Loosen up rules, have a drink

Champaign is looking to adapt to the changing marketplace of alcohol consumption.

Tweaking long-standing rules to meet shifting business models is a sound practice for municipal governments.

But a proposed change or two in Champaign's liquor code may have taken some people by surprise, particularly the one involving allowing people to "sip 'n' shop" at specified local grocery stores.

Is that sort of proposed change really a crying need? That, of course, depends who's asking and who's answering the question.

Grocery retailers who are asking for the change contend that it is a "trend in the grocery industry."

That may come as a surprise to some people. But for others who get out more, it's an eye-catching reality.

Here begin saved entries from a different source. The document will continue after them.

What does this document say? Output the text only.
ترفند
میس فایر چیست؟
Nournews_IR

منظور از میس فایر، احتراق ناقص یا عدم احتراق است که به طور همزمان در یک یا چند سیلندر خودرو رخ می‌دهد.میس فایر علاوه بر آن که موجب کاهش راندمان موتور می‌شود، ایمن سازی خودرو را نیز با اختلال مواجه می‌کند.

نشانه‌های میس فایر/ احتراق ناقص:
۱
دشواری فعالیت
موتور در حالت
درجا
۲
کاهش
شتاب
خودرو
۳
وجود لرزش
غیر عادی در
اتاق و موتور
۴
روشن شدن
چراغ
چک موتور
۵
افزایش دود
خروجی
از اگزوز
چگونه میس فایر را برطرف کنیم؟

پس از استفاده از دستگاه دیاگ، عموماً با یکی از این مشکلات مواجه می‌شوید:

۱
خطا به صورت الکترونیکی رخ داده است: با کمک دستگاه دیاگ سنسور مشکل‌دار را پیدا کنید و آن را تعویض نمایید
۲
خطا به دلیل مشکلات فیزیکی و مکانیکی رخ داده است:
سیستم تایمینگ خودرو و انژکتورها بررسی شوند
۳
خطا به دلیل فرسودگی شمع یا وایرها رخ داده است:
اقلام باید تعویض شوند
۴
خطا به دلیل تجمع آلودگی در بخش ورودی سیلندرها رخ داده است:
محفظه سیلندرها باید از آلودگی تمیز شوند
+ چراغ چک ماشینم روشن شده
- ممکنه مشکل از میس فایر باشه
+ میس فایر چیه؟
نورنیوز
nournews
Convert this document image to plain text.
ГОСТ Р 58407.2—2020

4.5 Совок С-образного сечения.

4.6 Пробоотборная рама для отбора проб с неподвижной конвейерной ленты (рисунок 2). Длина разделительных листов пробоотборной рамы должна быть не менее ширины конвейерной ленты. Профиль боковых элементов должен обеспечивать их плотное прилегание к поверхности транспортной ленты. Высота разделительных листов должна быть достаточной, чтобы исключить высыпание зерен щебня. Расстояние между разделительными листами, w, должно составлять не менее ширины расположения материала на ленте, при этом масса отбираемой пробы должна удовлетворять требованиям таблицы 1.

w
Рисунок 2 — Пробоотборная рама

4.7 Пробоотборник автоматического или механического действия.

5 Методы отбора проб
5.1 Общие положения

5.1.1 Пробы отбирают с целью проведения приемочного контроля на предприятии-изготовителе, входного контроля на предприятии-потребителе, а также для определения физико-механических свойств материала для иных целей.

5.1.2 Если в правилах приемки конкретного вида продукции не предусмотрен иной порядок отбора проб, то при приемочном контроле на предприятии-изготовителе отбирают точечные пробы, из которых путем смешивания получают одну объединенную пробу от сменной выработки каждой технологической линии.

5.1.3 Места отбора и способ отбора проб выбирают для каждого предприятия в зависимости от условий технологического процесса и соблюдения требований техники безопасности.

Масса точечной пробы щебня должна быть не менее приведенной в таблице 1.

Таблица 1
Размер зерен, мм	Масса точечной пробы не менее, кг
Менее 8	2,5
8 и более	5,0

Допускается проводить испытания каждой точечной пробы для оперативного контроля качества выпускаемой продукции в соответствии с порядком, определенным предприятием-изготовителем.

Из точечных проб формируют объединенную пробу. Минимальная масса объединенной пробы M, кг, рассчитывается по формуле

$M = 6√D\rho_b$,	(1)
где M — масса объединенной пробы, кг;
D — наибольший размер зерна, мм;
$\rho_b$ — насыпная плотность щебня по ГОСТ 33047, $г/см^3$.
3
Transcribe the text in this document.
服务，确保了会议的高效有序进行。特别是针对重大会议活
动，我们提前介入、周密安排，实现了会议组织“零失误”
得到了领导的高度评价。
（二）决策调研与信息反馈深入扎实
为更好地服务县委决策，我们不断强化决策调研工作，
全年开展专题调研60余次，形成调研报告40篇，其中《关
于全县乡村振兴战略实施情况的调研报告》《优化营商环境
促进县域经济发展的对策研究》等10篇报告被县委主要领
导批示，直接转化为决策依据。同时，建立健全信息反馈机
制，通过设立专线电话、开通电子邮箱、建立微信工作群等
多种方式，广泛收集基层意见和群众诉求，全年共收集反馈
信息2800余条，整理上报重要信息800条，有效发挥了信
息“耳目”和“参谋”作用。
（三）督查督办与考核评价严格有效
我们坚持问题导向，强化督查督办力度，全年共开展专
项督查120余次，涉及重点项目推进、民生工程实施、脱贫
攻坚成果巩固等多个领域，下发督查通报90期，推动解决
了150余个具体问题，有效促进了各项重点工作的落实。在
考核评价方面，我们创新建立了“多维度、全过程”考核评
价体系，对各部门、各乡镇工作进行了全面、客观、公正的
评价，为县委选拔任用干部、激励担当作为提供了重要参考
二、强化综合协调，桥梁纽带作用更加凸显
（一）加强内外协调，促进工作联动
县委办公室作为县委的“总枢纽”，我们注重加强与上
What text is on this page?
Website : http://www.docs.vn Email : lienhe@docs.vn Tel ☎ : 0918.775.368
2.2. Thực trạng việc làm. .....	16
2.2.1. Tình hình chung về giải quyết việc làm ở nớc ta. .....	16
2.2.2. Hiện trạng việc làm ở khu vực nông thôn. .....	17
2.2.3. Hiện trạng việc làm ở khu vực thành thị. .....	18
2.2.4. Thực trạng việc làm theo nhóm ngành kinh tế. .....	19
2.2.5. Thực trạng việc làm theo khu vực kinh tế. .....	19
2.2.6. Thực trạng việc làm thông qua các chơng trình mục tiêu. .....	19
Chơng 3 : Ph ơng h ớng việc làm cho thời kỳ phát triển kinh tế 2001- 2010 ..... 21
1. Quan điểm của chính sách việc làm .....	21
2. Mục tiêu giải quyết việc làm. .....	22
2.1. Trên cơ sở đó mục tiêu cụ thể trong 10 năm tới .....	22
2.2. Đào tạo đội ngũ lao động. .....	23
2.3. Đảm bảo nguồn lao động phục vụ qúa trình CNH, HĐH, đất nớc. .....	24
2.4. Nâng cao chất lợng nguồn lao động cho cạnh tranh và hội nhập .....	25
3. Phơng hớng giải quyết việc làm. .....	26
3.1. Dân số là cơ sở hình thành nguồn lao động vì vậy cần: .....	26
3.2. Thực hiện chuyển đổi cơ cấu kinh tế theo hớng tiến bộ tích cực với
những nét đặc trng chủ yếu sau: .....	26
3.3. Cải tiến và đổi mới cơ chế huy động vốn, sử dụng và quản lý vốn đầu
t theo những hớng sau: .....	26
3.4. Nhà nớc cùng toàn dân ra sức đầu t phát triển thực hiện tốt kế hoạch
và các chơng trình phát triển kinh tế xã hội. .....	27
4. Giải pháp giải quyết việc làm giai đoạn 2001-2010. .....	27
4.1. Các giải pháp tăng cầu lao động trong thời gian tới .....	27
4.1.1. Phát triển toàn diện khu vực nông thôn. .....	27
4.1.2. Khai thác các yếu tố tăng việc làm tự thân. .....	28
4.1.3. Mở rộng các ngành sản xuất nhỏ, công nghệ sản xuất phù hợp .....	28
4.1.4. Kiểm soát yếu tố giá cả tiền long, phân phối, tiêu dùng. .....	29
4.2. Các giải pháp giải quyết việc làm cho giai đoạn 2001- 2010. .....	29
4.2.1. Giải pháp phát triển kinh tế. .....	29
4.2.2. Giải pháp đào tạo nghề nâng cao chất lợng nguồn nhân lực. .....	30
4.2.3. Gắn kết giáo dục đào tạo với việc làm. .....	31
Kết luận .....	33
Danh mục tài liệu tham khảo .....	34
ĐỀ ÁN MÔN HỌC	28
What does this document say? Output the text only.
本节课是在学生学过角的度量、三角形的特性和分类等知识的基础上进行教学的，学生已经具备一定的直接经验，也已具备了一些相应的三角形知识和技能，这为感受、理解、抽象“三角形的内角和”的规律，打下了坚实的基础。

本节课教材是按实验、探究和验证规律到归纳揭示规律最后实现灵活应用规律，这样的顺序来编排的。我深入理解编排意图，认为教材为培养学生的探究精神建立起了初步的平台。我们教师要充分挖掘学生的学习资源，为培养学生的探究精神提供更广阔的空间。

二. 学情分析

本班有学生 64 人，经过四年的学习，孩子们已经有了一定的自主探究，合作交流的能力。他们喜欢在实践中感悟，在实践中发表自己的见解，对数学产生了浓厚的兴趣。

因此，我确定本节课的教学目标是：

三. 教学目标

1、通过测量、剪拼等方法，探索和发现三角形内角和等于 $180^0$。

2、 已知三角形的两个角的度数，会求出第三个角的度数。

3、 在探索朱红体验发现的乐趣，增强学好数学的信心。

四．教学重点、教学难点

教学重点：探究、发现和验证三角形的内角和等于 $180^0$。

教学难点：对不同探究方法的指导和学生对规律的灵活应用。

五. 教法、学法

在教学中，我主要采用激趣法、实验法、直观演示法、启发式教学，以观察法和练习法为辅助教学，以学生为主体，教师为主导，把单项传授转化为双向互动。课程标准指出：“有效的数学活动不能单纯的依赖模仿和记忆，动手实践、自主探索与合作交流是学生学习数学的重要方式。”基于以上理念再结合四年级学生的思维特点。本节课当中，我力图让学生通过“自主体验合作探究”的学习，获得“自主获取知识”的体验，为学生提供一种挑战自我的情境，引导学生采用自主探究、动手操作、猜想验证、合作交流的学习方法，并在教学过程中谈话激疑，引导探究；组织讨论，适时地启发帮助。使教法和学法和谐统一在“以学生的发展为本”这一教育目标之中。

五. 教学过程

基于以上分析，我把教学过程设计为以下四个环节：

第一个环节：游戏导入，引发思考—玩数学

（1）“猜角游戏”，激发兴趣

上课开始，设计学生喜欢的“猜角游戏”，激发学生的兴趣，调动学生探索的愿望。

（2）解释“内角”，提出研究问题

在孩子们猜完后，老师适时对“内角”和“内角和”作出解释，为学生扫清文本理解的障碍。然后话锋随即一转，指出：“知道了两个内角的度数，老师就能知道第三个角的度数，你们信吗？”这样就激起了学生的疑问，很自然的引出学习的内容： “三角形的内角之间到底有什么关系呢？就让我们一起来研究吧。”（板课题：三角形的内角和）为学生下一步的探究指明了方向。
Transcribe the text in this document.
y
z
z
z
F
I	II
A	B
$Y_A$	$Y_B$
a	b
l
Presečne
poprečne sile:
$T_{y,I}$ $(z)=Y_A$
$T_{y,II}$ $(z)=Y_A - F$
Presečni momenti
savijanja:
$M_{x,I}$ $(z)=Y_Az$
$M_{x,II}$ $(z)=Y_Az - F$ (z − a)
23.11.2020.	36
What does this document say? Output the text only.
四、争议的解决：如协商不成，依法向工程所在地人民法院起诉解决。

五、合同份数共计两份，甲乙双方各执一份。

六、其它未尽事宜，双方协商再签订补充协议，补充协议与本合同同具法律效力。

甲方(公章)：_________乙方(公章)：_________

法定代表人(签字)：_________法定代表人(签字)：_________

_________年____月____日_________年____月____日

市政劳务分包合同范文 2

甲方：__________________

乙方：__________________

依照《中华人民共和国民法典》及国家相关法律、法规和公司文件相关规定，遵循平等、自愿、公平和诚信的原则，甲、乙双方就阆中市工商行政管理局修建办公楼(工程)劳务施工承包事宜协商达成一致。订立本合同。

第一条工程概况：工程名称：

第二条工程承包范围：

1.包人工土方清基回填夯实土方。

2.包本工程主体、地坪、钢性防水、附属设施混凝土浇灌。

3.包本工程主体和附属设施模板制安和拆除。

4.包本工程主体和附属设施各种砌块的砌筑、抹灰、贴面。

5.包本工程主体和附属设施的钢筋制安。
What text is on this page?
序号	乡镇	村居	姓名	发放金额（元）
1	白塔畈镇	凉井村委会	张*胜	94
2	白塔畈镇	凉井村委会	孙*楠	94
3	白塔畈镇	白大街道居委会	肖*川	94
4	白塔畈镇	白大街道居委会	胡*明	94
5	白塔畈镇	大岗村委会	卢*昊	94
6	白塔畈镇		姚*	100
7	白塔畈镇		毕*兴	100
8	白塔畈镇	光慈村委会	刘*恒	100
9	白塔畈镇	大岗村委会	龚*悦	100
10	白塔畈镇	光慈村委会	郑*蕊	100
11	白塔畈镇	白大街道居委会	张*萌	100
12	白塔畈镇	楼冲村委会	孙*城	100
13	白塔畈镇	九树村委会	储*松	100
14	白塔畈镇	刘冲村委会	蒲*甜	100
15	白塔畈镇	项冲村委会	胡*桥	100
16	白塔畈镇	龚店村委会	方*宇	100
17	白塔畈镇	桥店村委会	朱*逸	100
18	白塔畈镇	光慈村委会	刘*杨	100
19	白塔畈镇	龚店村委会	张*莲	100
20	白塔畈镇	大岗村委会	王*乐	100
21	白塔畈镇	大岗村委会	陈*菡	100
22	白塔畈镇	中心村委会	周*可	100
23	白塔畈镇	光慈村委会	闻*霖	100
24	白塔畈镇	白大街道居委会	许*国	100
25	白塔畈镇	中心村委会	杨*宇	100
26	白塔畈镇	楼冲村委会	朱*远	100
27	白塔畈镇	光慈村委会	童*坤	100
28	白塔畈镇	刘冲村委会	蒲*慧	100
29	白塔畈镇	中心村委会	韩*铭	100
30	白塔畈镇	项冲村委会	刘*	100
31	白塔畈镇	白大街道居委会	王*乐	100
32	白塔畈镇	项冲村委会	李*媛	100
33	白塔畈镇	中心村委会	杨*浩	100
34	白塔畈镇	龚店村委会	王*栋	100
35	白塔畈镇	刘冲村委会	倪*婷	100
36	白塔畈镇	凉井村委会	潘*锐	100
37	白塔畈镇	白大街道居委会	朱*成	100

Grocery stores in the Seattle area actually have full-scale bars set up in the middle of their stores.

That seems like an odd place to have a drink or two, but there's no accounting for the marketplace. If there's a demand or one that can be manufactured by clever marketing, so be it.

In addition to the proposed "sip 'n' shop" proposal, city staff proposed two other changes.

One would allow the package sale of beer and wine at farmers markets as well as free sampling and tasting. That would appear to be a perfect venue for sales of craft beers and vintage wines.

Most people are looking for sweet corn, crisp apples and sweet peaches at farmers markets. But diversifying the fare just could draw larger crowds and increased sales.

Finally, the city wishes to loosen the ban on open carry to public streets and sidewalks at events like Friday Night Live.

Anyone who has wandered downtown on Friday nights to see what's up surely has noticed large crowds of people sitting outside bars and restaurants consuming, among others things, alcoholic beverages. Rather than tether patrons to the establishment where they bought their drinks, the looser rules would allow individuals to carry their drinks in plastic cups outside the venue where they were bought.

That means on to city sidewalks, alleys and streets.

Of the three proposals, this one has the most potential for abuse, something city officials recognize by limiting the hours it would be permitted. No one wants to see intoxicated people wandering hither and yon with potable beverages in hand. But, given the wide variety of activities at Friday Night Live, it's easy to see why people might want to move from one location to another without pouring out their drink.

Still, it all comes across as rather strange — almost unhealthy — the manner in which people are permitted, even encouraged, to consume alcohol in public.

But adults are entitled to make their own choices even as the alcoholic-beverage industry is heavily regulated, as it should be.

But good regulation is sensible regulation, not mindlessly restrictive. None of these measures come across as beyond the pale. Indeed, they make a certain amount of sense given changes in both the business and entertainment marketplace. If adopted, they will, of course, require scrutiny to determine that they're working as intended.

But there's no reason not to give them a try. If there's no harm, there's no foul.